Haizley and I walked upstairs to my room. My thoughts were going wild with all the scenarios that ran through my head. Yet, never once did I suspect Gunner or the other brothers.

Entering my room, she sat in the chair in the corner, and I climbed on the bed with Diesel by my side. He slept with me every night, and feeling his warm body snuggled up against me had kept the nightmares away.

“I have something to tell you,” she began. “You’re going to want to blame yourself, but I need you to understand this was not your fault. You bear no responsibility for what happened to me. Okay?”

My breathing became shallow. Diesel’s ears perked up, and Haizley moved to the bed, taking my hands in hers. I knew what she was about to say. There was only one reason she thought I would blame myself.

Greg.

“Aspen, look at me.” My hand dug into Diesel’s fur, and he scooted closer, trying to climb in my lap. He knew I was distressed, and he tried to calm me down. It wasn’t working.

“Aspen,” Haizley said.

Diesel barked at her firm tone, and she laid her hand on his head.

“Aspen, honey, I need your attention.”

“It was Greg, wasn’t it?” My voice was shaky, and Haizley rubbed my hand between hers.

“Yes.”

I closed my eyes and let the tears fall. This was my fault. If I’d just let him do what he wanted, he never would have gone after Haizley.

“Aspen, I am okay. Greg is dead.”

My head snapped up, and I looked at her. “What?”

“Greg is dead. He broke into my home and attacked me.”

“Did he—”

“No,” she said, cutting off my question as she shook her head. “I killed him before he could. Aspen, I am telling you this because I want you to have closure. I want you to know you don’t have to be afraid of Greg anymore. He can’t hurt you again.”

“So, I can go home?”

Please say no. Please say no.

I didn’t want to go home. I didn’t think I could live there again. The memory of waking up with him sitting on top of me would never go away. The clubhouse was safe. It was comforting. It felt like home.

“Do you want to go home? King said you can stay here longer. You don’t have to go home if you aren’t ready.”
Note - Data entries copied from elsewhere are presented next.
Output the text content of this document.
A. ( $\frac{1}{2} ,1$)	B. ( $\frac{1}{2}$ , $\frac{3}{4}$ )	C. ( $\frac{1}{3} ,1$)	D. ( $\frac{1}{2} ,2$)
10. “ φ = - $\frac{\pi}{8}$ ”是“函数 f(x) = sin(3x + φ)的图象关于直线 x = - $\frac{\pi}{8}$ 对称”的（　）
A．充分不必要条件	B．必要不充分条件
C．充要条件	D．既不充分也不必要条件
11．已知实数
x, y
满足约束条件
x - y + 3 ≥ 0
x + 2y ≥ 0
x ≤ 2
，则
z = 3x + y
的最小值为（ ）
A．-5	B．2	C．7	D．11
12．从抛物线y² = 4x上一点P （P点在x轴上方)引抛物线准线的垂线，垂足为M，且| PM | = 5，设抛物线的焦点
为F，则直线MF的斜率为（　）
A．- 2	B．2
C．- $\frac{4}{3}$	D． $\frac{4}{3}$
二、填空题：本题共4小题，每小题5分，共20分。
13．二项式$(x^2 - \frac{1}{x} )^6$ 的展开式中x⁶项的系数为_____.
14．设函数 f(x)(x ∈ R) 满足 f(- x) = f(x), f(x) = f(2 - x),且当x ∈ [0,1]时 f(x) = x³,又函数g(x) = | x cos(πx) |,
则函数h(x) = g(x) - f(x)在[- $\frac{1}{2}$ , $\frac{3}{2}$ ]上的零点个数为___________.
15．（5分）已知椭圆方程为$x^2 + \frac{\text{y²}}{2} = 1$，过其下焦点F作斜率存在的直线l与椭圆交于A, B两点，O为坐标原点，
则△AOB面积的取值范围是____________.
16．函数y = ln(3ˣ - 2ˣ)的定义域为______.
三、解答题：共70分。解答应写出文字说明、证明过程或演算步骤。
I fell forward, holding my head in my hands as my elbows rested on my knees. The relief I felt, knowing I could stay, made me want to weep with joy.

“Aspen, there’s more.”

I took a few deep breaths before sitting up and looking at Haizley.
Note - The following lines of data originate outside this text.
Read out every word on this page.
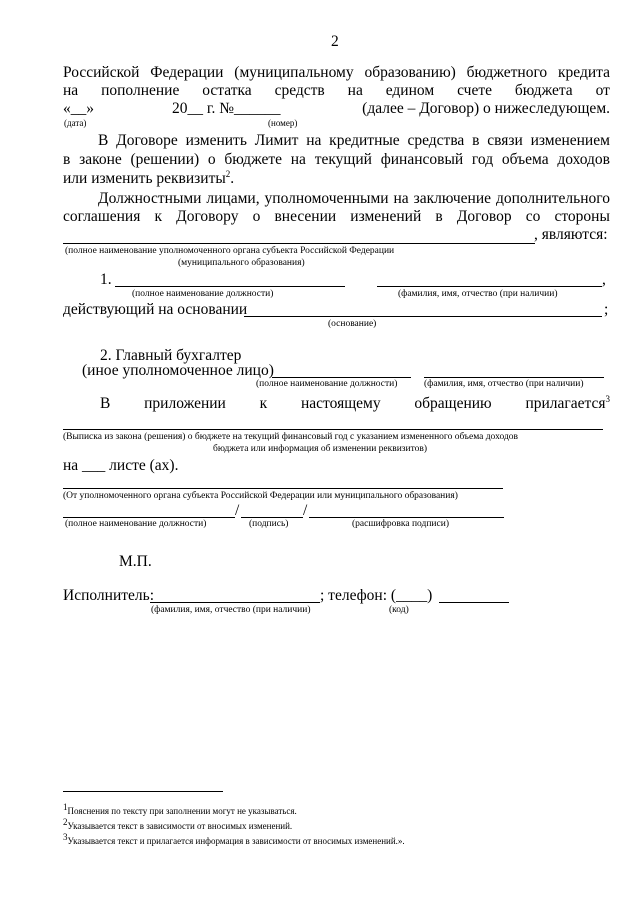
2
Российской Федерации (муниципальному образованию) бюджетного кредита
на пополнение остатка средств на едином счете бюджета от
«__»	20__ г. №______	(далее – Договор) о нижеследующем.
(дата)	(номер)
В Договоре изменить Лимит на кредитные средства в связи изменением
в законе (решении) о бюджете на текущий финансовый год объема доходов
или изменить реквизиты$^2$.
Должностными лицами, уполномоченными на заключение дополнительного
соглашения к Договору о внесении изменений в Договор со стороны
, являются:
(полное наименование уполномоченного органа субъекта Российской Федерации
(муниципального образования)
1.	,
(полное наименование должности)	(фамилия, имя, отчество (при наличии)
действующий на основании	;
(основание)
2. Главный бухгалтер
(иное уполномоченное лицо)
(полное наименование должности)	(фамилия, имя, отчество (при наличии)
В приложении к настоящему обращению прилагается$^3$
(Выписка из закона (решения) о бюджете на текущий финансовый год с указанием измененного объема доходов
бюджета или информация об изменении реквизитов)
на ___ листе (ах).
(От уполномоченного органа субъекта Российской Федерации или муниципального образования)
/	/
(полное наименование должности)	(подпись)	(расшифровка подписи)
М.П.
Исполнитель:	; телефон: (____)
(фамилия, имя, отчество (при наличии)	(код)
$^1$Пояснения по тексту при заполнении могут не указываться.
$^2$Указывается текст в зависимости от вносимых изменений.
$^3$Указывается текст и прилагается информация в зависимости от вносимых изменений.».
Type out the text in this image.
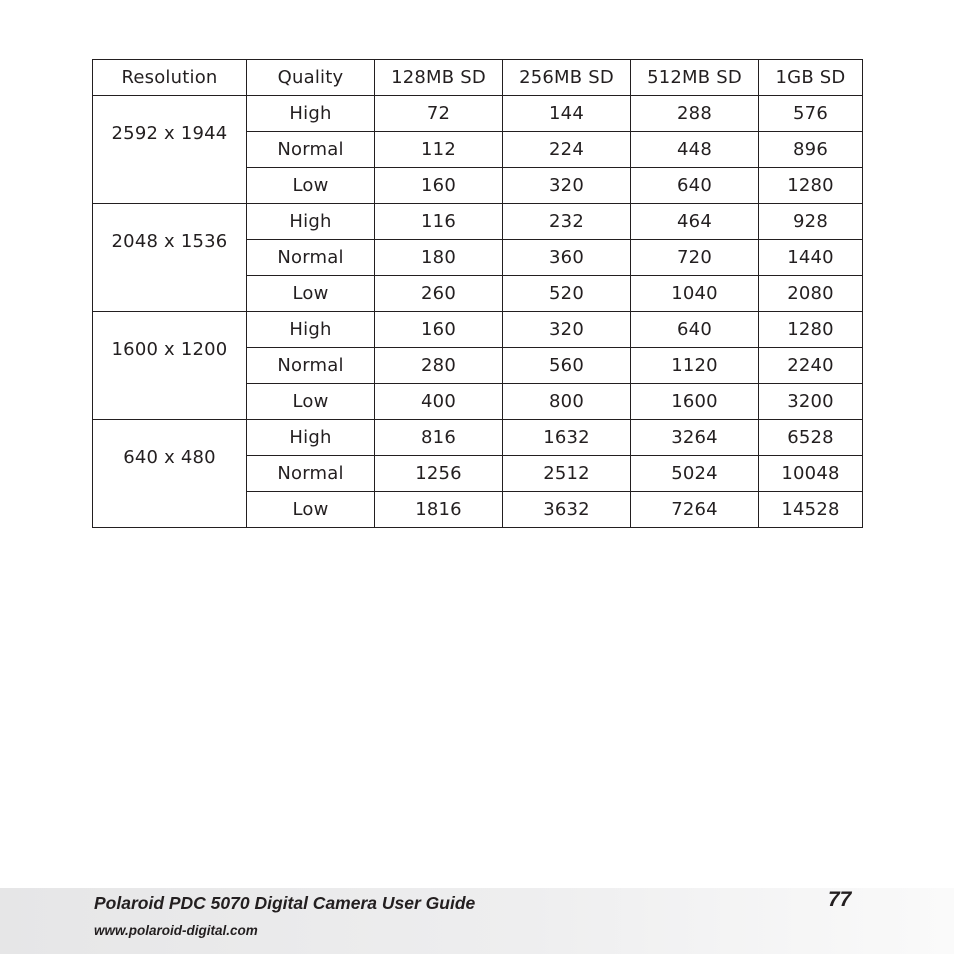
Resolution	Quality	128MB SD	256MB SD	512MB SD	1GB SD
2592 x 1944	High	72	144	288	576
	Normal	112	224	448	896
	Low	160	320	640	1280
2048 x 1536	High	116	232	464	928
	Normal	180	360	720	1440
	Low	260	520	1040	2080
1600 x 1200	High	160	320	640	1280
	Normal	280	560	1120	2240
	Low	400	800	1600	3200
640 x 480	High	816	1632	3264	6528
	Normal	1256	2512	5024	10048
	Low	1816	3632	7264	14528
Polaroid PDC 5070 Digital Camera User Guide
www.polaroid-digital.com
77
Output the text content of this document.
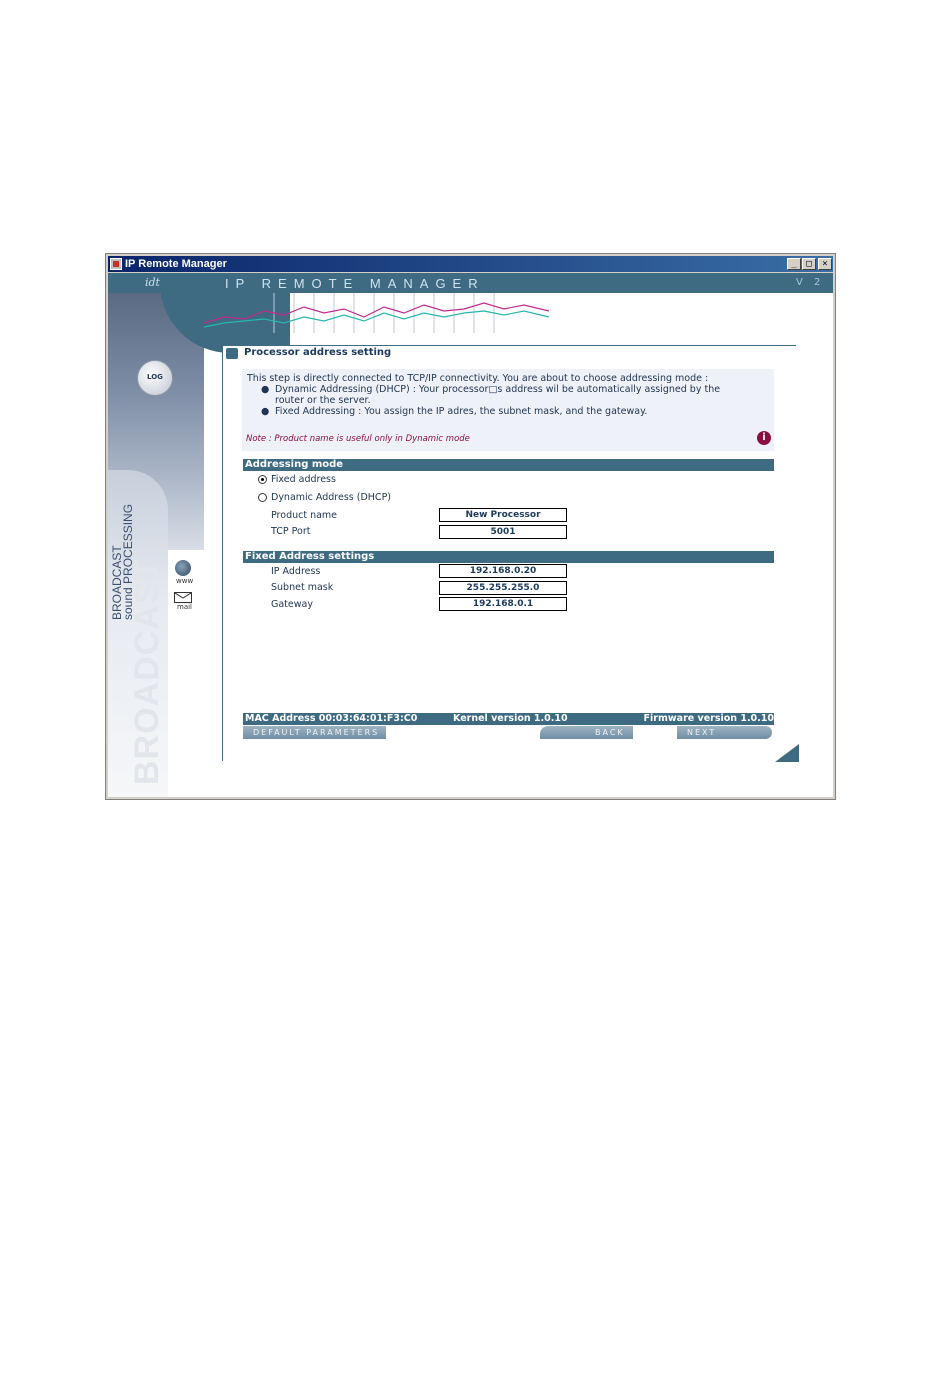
IP Remote Manager	_	□	×
BROADCAST
BROADCAST
sound PROCESSING
LOG
www
mail
idt	IP REMOTE MANAGER	V 2
Processor address setting
This step is directly connected to TCP/IP connectivity. You are about to choose addressing mode :
● Dynamic Addressing (DHCP) : Your processor□s address wil be automatically assigned by the
router or the server.
● Fixed Addressing : You assign the IP adres, the subnet mask, and the gateway.
Note : Product name is useful only in Dynamic mode	i
Addressing mode
Fixed address
Dynamic Address (DHCP)
Product name	New Processor
TCP Port	5001
Fixed Address settings
IP Address	192.168.0.20
Subnet mask	255.255.255.0
Gateway	192.168.0.1
MAC Address 00:03:64:01:F3:C0	Kernel version 1.0.10	Firmware version 1.0.10
DEFAULT PARAMETERS	BACK	NEXT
“Okay, I’m ready,” I said.

“Aspen, I have to ask you something. Not as your therapist, but as your friend.”

“Anything, Haizley.”

“I didn’t call the sheriff last night. I called the club. They came and cleaned everything up. They got rid of the body. I need to be sure you won’t tell anyone.”

“Oh. Absolutely. Your secret is safe with me.”

I knew the rules.

“I know this isn’t fair of me to ask this of you—”

“No, stop. He didn’t deserve to live. The things he did, the number of women he... It’s the way things are done in an MC.”

She looked at me then. I’d said too much. I’d made her question me.

“Are you okay, Aspen?”

“I am. Thank you.”

She studied me for a few minutes, and I wondered if she would ask. I knew I had revealed something with how quickly I accepted what she’d done. But finally, she moved back to her chair.

“Okay, let’s talk about how you’re feeling about all this.”

I spent the next hour talking about how I felt about Greg’s death. We outlined some steps to move toward that would help me get back to the person I was before. Only I wasn’t sure I wanted to be her anymore.

I was no longer Irene, the youngest daughter of Kronos. I wasn’t kidding when I told Banshee she was gone. But Aspen wasn’t exactly me either. I didn’t know who I was. But maybe Haizley could help me figure that out.

We agreed I was ready to drop my sessions down to a few days a week, rather than every day. But I wasn’t quite ready to venture out beyond the safety of the clubhouse walls.

I wasn’t sure I ever would be. Here I could hide. From my husband, from my family. From my life.

No one but Banshee knew who I really was. Here, I could be anyone. I didn’t have to be the youngest daughter of the Gods of Mayhem president. I didn’t have to be Zeus’ little sister. Nor did I have to be the baby sister of the missing girl.

The cherished daughter.

The wanted daughter.

No, here I could be Aspen Winters.

A nobody.

I never thought that being a nobody would be so wonderful.